SAN JUAN, Puerto Rico - The Georgia Air National Guard's 202d Engineering Installation Squadron deployed here Sunday to spearhead hurricane recovery efforts for 156th Airlift Wing base communications infrastructure.
This is the first of several trips to Muñiz Air National Guard Base to restore, protect and sustain vital communications equipment located inside a facility that received significant damage when Hurricanes Irma and Maria pummeled the island last year.
"Three months into my command, our wing was devastated by two back-to-back Category-4 hurricanes that hit Puerto Rico and we're still in that process continuing to work with higher level command to get us through the recovery phases and rebuild the wing," said Col. Raymond Figueroa, wing commander of the 156th Airlift Wing. "It's a total team effort and we really appreciate having the support from our Guard brothers and to have the expertise, the right people in the right places to support us."
This is a larger than average project for the 202d EIS. Traditionally, Air National Guard engineering and installation units are predominantly drill-status Guard members. When they lead projects, it is normally two to six-week projects with people in house.

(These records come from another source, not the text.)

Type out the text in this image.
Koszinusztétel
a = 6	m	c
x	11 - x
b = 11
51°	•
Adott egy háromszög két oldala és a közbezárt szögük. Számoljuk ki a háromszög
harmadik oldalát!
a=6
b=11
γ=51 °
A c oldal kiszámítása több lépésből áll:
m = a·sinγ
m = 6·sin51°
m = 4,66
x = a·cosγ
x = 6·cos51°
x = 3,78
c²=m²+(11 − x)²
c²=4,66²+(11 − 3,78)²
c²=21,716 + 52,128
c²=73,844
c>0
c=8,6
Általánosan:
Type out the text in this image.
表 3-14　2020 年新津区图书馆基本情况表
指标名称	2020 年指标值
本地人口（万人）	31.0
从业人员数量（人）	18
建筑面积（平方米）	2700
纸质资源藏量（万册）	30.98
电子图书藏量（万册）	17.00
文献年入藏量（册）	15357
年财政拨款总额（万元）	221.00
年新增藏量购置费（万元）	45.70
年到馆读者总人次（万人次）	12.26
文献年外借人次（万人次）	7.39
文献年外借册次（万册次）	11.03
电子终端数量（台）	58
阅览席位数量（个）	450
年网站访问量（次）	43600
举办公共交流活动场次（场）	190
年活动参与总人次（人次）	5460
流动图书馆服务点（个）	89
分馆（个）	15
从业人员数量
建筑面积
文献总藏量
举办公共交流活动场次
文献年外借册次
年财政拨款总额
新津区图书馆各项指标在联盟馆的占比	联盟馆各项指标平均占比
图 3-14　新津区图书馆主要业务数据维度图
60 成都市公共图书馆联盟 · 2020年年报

This project involves all the communications that touch every building in the wing and three geographically separated units and will involve coordination with multiple agencies.
Because of the magnitude of the project, it is an opportunity for the Airmen who normally work for the Air National Guard one weekend a month and two weeks a year, to learn from this scale of work in addition to having a significant positive impact on Muñiz ANG Base and the surrounding community.
The primary initial survey will take place over two weeks, then a project engineering package detailing all of the materials, personnel, equipment and cost estimates will be developed to lay out the plan for the project going forward.
"We've come to validate everything that currently exists in the data center, determine what communication equipment has to be moved, and plan for communication down the road including networking, voice services, and other secondary services that support the base," said Senior Master Sgt. Mark Buchanan, 202d EIS cyber systems superintendent and cable systems integrator base level. "The critical piece is that commercial services that come in on this base also land in this building that was damaged, which adds another moving piece integral to completing this project."
With hurricane season fast approaching, eight technicians from the 202d EIS, located at Robins Air Force Base, Georgia, along with two technicians from the 241st EIS, located at Volunteer Air National Guard Station, Tennessee, pulled together their team, coordinated with multiple base agencies, and were onsite within three weeks to begin work on the initial planning stage of the long-term project.
The total project will be a collaborative effort between ANG EIS units, military civil engineer teams, 156th Communications Flight, Defense Information Systems Agency and commercial service providers, meant to provide a cost-effective solution to bolster and protect the communication infrastructure for the 156th AW.
"I've been looking forward to coming back to Puerto Rico to help out since the hurricanes hit this area," said Staff Sgt. Wilson Gardner, 202d EIS airfield systems technician. "I was here working on a project before last year's hurricanes hit and enjoyed it, so I wanted to come back and help the community get back in order."
The 202d EIS, a unit of the 116th Air Control Wing, provides installation, repair and serviceability of sophisticated command, control, communications, intelligence, surveillance, and air reconnaissance to Air Force installations worldwide. The unit also provides disaster relief to assist state authorities during emergencies by providing disaster recovery, restoration and repair of Georgia Department of Defense, federal and civil communications infrastructure. The 202d EIS supports more than seven Air National Guard wings and 22 geographically separated units throughout the southeastern U.S., Puerto Rico and U.S. Virgin Islands.